In the future, the Company expects to continue reporting non-GAAP financial measures excluding items described above and the Company expects to continue to incur expenses similar to the non-GAAP adjustments described above. Accordingly, exclusion of these and other similar items in our non-GAAP presentation should not be construed as an inference that these costs are unusual, infrequent or non-recurring.

As stated above, the Company presents non-GAAP financial measures because it considers them to be important supplemental measures of performance. However, non-GAAP financial measures have limitations as an analytical tool and should not be considered in isolation or as a substitute for the Company's GAAP results. In the future, the Company expects to incur expenses similar to the non-GAAP adjustments described above and expects to continue reporting non-GAAP financial measures excluding such items.
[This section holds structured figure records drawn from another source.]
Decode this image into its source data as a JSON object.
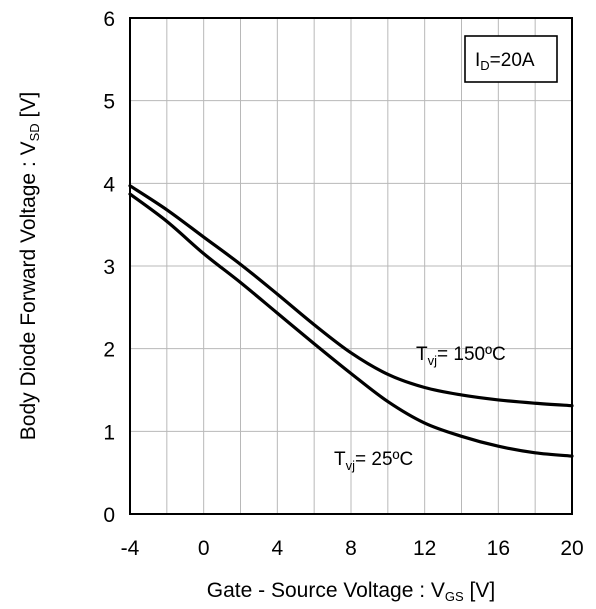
{
  "chart_data": {
    "type": "line",
    "xlabel": {
      "main": "Gate - Source Voltage : V",
      "sub": "GS",
      "unit": " [V]"
    },
    "ylabel": {
      "main": "Body Diode  Forward Voltage : V",
      "sub": "SD",
      "unit": " [V]"
    },
    "xlim": [
      -4,
      20
    ],
    "ylim": [
      0,
      6
    ],
    "xticks": [
      -4,
      0,
      4,
      8,
      12,
      16,
      20
    ],
    "yticks": [
      0,
      1,
      2,
      3,
      4,
      5,
      6
    ],
    "grid_x_step": 2,
    "grid_y_step": 1,
    "grid": true,
    "condition": {
      "main": "I",
      "sub": "D",
      "rest": "=20A"
    },
    "series": [
      {
        "name": "Tvj= 150ºC",
        "label": {
          "main": "T",
          "sub": "vj",
          "rest": "= 150ºC"
        },
        "x": [
          -4,
          -2,
          0,
          2,
          4,
          6,
          8,
          10,
          12,
          14,
          16,
          18,
          20
        ],
        "y": [
          3.97,
          3.68,
          3.35,
          3.02,
          2.66,
          2.29,
          1.95,
          1.69,
          1.53,
          1.44,
          1.38,
          1.34,
          1.31
        ]
      },
      {
        "name": "Tvj= 25ºC",
        "label": {
          "main": "T",
          "sub": "vj",
          "rest": "= 25ºC"
        },
        "x": [
          -4,
          -2,
          0,
          2,
          4,
          6,
          8,
          10,
          12,
          14,
          16,
          18,
          20
        ],
        "y": [
          3.87,
          3.54,
          3.15,
          2.8,
          2.43,
          2.06,
          1.7,
          1.36,
          1.1,
          0.94,
          0.82,
          0.74,
          0.7
        ]
      }
    ]
  }
}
Some of the limitations in relying on non-GAAP financial measures are:

Amortization of intangibles, though not directly affecting our current cash position, represent the loss in value as the technology in our industry evolves, is advanced or is replaced over time. The expense associated with this loss in value is not included in the non-GAAP net income presentation and therefore does not reflect the full economic effect of the ongoing cost of maintaining our current technological position in our competitive industry, which is addressed through our research and development program.

The Company may engage in acquisition transactions in the future. Merger and acquisition related charges may therefore continue to be incurred and should not be viewed as non-recurring.

The Company's stock option and stock purchase plans are important components of our incentive compensation arrangements and will be reflected as expenses in our GAAP results for the foreseeable future under SFAS 123R.

The Company's income tax expense will be ultimately based on its GAAP taxable income and actual tax rates in effect, which may differ significantly from the 30% rate assumed in our non-GAAP presentation.

Other companies, including other companies in our industry, may calculate non-GAAP financial measures differently than we do, limiting their usefulness as a comparative measure.